Improving Gradient Flow with Unrolled Highway Expectation Maximization

Chonghyuk Song,Eunseok Kim,Inwook Shim
DOI: https://doi.org/10.48550/arXiv.2012.04926
2020-12-09
Abstract:Integrating model-based machine learning methods into deep neural architectures allows one to leverage both the expressive power of deep neural nets and the ability of model-based methods to incorporate domain-specific knowledge. In particular, many works have employed the expectation maximization (EM) algorithm in the form of an unrolled layer-wise structure that is jointly trained with a backbone neural network. However, it is difficult to discriminatively train the backbone network by backpropagating through the EM iterations as they are prone to the vanishing gradient problem. To address this issue, we propose Highway Expectation Maximization Networks (HEMNet), which is comprised of unrolled iterations of the generalized EM (GEM) algorithm based on the Newton-Rahpson method. HEMNet features scaled skip connections, or highways, along the depths of the unrolled architecture, resulting in improved gradient flow during backpropagation while incurring negligible additional computation and memory costs compared to standard unrolled EM. Furthermore, HEMNet preserves the underlying EM procedure, thereby fully retaining the convergence properties of the original EM algorithm. We achieve significant improvement in performance on several semantic segmentation benchmarks and empirically show that HEMNet effectively alleviates gradient decay.
Machine Learning,Computer Vision and Pattern Recognition,Neural and Evolutionary Computing
What problem does this paper attempt to address?
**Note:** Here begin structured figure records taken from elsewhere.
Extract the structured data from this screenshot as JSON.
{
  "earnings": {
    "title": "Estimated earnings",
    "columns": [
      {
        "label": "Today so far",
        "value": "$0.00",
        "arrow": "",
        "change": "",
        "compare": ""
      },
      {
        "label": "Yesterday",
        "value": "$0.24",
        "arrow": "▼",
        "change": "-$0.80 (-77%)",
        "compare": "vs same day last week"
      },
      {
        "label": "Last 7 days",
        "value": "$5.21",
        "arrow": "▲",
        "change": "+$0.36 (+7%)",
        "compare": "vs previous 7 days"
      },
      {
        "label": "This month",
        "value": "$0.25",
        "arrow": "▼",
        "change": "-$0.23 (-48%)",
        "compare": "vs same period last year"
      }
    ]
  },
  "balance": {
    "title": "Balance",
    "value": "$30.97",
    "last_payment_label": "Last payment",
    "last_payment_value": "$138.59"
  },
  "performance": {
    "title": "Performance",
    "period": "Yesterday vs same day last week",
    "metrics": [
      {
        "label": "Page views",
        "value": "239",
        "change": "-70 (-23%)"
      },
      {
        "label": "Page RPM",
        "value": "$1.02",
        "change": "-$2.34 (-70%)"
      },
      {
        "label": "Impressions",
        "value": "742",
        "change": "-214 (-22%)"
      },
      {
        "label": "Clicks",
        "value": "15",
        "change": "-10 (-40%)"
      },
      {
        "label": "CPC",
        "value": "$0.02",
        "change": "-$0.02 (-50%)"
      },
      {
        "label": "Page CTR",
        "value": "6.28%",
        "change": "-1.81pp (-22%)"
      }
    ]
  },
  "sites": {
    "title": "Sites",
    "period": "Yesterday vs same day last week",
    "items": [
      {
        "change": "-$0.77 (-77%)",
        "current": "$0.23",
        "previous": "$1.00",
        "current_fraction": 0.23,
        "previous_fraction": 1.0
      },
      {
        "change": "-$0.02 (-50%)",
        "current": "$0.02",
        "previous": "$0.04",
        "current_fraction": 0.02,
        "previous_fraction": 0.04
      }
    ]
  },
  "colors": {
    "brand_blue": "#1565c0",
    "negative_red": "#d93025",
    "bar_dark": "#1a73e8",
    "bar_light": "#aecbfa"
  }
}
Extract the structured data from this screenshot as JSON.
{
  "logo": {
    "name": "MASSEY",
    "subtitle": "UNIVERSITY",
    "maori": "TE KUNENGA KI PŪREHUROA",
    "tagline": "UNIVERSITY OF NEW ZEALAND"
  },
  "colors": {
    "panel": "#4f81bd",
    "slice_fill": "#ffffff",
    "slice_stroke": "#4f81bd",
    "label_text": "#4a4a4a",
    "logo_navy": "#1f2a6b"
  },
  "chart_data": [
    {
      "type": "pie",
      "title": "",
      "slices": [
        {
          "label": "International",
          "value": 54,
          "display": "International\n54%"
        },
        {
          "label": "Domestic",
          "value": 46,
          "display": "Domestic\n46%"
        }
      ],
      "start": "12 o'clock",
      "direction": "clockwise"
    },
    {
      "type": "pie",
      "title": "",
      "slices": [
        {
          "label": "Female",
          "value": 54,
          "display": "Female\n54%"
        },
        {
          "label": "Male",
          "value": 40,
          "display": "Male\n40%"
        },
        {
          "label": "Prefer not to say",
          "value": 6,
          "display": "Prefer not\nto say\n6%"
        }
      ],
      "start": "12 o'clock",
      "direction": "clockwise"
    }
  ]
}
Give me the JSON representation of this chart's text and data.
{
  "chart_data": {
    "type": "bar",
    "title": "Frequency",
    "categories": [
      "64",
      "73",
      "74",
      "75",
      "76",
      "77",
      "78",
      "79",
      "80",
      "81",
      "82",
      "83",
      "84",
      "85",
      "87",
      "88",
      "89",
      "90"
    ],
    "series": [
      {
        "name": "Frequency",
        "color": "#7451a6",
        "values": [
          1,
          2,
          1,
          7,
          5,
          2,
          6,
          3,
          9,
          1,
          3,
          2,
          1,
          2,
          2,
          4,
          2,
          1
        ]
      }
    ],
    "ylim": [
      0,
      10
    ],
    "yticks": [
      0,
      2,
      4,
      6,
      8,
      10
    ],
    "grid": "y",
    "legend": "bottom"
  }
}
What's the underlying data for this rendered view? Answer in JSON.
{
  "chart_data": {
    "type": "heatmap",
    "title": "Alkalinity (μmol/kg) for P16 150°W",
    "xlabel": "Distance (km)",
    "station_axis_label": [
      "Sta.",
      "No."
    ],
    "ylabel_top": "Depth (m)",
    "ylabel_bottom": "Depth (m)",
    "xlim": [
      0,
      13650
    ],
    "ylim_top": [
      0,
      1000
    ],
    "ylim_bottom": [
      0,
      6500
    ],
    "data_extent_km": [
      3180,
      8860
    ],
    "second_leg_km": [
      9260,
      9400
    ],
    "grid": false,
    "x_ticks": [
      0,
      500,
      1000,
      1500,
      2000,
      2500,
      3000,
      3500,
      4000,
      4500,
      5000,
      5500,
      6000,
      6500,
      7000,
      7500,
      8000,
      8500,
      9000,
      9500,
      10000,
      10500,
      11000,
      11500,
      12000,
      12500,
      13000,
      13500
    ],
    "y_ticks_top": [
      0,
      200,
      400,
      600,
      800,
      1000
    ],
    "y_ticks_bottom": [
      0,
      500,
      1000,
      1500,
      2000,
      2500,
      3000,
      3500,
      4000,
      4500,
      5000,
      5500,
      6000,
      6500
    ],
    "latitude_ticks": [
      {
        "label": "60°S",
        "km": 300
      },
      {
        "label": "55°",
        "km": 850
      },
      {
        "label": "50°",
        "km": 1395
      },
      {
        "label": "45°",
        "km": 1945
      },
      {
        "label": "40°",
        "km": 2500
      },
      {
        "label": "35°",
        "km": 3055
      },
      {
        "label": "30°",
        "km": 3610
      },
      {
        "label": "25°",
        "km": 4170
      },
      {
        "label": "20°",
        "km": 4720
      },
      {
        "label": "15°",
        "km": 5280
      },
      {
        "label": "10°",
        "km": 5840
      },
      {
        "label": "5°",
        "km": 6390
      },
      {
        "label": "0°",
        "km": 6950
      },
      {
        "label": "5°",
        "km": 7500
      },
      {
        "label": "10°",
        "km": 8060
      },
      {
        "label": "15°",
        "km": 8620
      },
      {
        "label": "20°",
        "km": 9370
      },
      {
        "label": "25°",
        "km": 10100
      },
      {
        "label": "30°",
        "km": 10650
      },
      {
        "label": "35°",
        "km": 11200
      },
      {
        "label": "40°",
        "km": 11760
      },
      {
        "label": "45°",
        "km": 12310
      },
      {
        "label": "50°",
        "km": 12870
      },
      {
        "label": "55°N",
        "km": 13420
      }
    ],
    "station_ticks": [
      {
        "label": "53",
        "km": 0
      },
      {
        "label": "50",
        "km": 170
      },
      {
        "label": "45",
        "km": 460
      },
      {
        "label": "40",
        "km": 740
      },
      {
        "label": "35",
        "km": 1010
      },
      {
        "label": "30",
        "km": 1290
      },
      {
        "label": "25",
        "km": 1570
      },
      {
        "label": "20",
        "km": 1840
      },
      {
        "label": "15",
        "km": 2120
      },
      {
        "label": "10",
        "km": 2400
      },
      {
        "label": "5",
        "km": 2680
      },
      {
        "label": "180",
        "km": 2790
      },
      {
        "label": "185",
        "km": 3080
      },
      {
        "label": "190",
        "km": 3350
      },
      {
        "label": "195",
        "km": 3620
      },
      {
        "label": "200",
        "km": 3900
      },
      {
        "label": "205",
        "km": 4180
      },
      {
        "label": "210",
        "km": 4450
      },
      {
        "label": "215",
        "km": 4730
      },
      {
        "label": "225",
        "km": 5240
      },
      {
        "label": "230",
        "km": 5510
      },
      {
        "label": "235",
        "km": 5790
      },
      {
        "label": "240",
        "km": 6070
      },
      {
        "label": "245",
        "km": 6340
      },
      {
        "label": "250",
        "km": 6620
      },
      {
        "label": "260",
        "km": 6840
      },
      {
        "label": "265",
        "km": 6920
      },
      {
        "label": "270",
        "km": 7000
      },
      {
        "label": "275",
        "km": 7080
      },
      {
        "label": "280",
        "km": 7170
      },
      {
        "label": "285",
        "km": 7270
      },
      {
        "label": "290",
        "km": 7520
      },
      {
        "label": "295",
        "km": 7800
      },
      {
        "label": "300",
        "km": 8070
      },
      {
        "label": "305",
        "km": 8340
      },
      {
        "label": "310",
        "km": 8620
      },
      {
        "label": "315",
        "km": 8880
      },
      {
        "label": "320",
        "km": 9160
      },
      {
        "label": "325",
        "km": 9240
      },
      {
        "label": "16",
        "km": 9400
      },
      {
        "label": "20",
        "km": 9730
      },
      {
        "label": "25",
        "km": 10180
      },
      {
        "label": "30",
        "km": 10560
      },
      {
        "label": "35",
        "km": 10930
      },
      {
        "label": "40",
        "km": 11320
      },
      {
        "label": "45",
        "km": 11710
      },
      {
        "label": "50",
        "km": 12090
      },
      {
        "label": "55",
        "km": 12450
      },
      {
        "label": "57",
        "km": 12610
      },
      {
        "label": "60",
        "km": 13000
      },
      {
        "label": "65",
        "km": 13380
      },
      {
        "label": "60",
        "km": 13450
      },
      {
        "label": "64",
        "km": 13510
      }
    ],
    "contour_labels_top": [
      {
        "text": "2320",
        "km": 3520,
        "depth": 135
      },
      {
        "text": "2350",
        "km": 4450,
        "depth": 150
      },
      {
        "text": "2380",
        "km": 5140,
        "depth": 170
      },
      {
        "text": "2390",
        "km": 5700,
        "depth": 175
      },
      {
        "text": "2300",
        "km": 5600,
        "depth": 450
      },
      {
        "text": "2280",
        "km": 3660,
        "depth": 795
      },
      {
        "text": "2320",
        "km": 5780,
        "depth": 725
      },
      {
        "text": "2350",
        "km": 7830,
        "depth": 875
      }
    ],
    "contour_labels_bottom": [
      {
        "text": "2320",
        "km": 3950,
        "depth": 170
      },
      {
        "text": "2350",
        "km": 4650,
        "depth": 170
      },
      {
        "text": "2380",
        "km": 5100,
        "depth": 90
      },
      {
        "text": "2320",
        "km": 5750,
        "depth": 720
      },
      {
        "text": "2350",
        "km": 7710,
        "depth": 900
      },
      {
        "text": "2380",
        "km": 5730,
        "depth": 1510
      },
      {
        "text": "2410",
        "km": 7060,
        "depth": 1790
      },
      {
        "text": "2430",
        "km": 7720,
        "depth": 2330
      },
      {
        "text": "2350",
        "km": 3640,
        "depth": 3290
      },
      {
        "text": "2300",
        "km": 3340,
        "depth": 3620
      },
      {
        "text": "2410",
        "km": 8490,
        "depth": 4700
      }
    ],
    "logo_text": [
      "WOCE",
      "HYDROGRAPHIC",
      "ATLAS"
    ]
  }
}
The problem that this paper attempts to solve is the vanishing gradient problem encountered when jointly training model - based machine learning methods (especially the Expectation - Maximization algorithm, EM) in deep neural networks. Specifically: 1. **Background and Challenges**: - The EM algorithm is widely used in the field of statistical learning to solve the maximum - likelihood estimation of latent variable models. - In recent years, many studies have attempted to combine the EM algorithm with deep neural networks and achieve joint training by unrolling EM iteration steps as network layers. - However, this joint training method is prone to encounter the vanishing gradient problem during the back - propagation process, making it difficult to effectively train the backbone network. 2. **Proposed Method**: - To solve this problem, the authors proposed **Highway Expectation Maximization Networks (HEMNet)**. - The core idea of HEMNet is to replace the traditional M - step with the Newton - Raphson method of the Generalized EM (GEM) algorithm and introduce weighted skip connections, i.e., highways. - This design not only improves the gradient flow during the back - propagation process but also retains the convergence and computational efficiency of the EM algorithm. 3. **Improvement Effects**: - Verified by experiments, HEMNet significantly improves performance in multiple semantic segmentation benchmark tests and effectively alleviates the gradient decay problem. In summary, this paper aims to solve the vanishing gradient problem when unrolling EM iterations in deep neural networks by introducing the HEMNet structure, thereby improving the training effect and performance of the model. ### Formula Summary - **E - step and M - step of the EM algorithm**: \[ \text{E - step: } \gamma_{nk}^{(t + 1)}=\frac{\exp\left(-\frac{\|x_n-\mu_k^{(t)}\|^2}{\sigma^2}\right)}{\sum_{j = 1}^K\exp\left(-\frac{\|x_n-\mu_j^{(t)}\|^2}{\sigma^2}\right)} \] \[ \text{M - step: } \mu_k^{(t + 1)}=\frac{1}{N_k}\sum_{n = 1}^N\gamma_{nk}^{(t + 1)}x_n \] - **N - step of the GEM algorithm**: \[ \mu_k^{(t + 1)}=\mu_k^{(t)}-\eta\left(\frac{\partial^2Q}{\partial\mu_k\partial\mu_k}\right)^{-1}\frac{\partial Q}{\partial\mu_k} \] \[ =(1 - \eta)\mu_k^{(t)}+\eta\left(\frac{1}{N_k^{(t + 1)}}\sum_{n = 1}^N\gamma_{nk}^{(t + 1)}x_n\right) \] These formulas show the key steps of the EM and GEM algorithms and how to improve the gradient flow by introducing weighted skip connections.